Alcoholism is characterized by a lack of control over an impulsive and compulsive drive toward excessive alcohol consumption despite significant negative consequences; our previous work demonstrated that successful abstinence is characterized by decreased resting-state synchrony (RSS) as measured with functional magnetic resonance imaging (fMRI), within appetitive drive networks and increased RSS in emotion regulation and inhibitory executive control networks.

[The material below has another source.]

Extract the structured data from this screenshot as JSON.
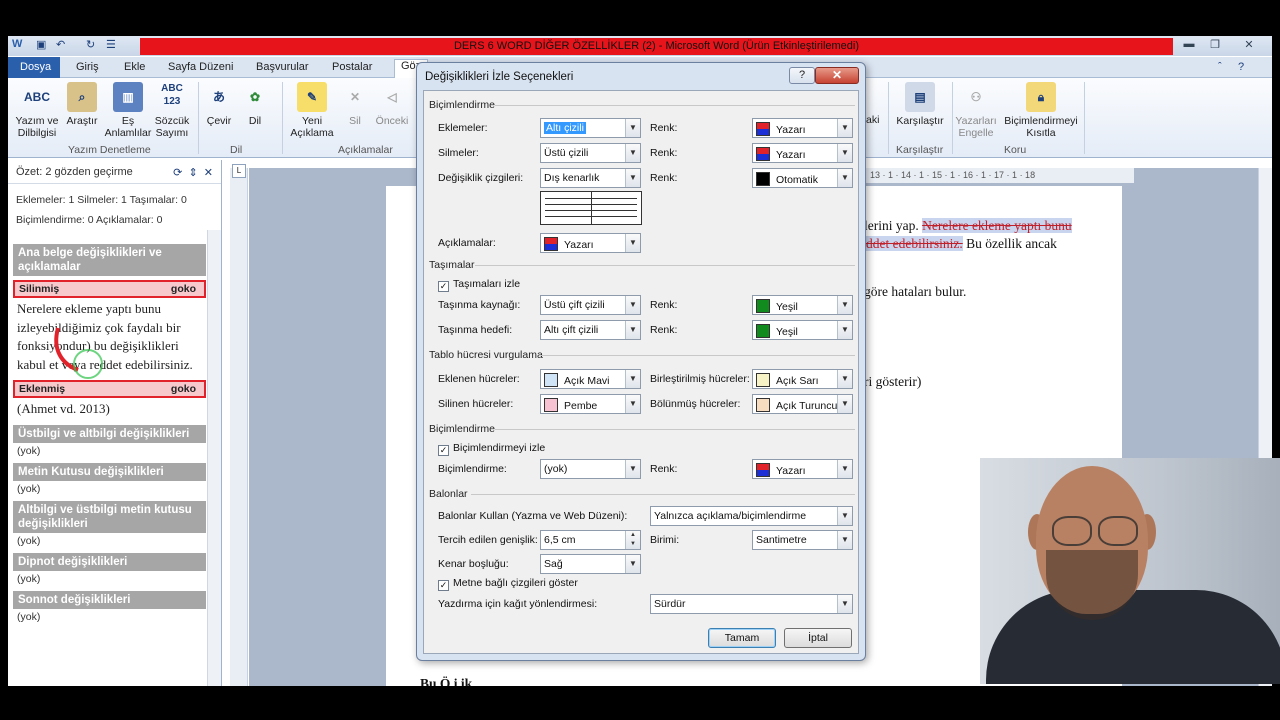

Our hypothesis is that LTAA (Long-Term Abstinent Alcoholics) with a current major depressive disorder (MDD) drank primarily to deal with the negative affect associated with their MDD and not because of a heightened externalizing diathesis (including heightened appetitive drive), and consequently, in achieving and maintaining abstinence, such individuals would not exhibit the RSS adaptations characteristic of pure alcoholics. We studied 69 NSAC (Non Substance Abusing Controls) and 40 LTAA (8 with current MDD, 32 without a current MDD) using resting-state fMRI and seed based connectivity analyses. In the inhibitory executive control network (nucleus accumbens vs. left dorsolateral prefrontal cortex), LTAA with a current MDD showed increased synchrony compared to NSAC. In the emotion regulation executive control network (subgenual anterior cingulate cortex vs. right dorsolateral prefrontal cortex), LTAA with current MDD did not show increased RSS. In the appetitive drive networks (nucleus accumbens vs, aspects of the caudate nucleus and thalamus), LTAA with a current MDD did not show a reduction of RSS compared to NSAC, but LTAA without a current MDD did. These results suggest different pathways to their alcohol dependence in LTAA with vs. without a current MDD, and different patterns of brain activity in long-term abstinence, suggesting different treatment needs.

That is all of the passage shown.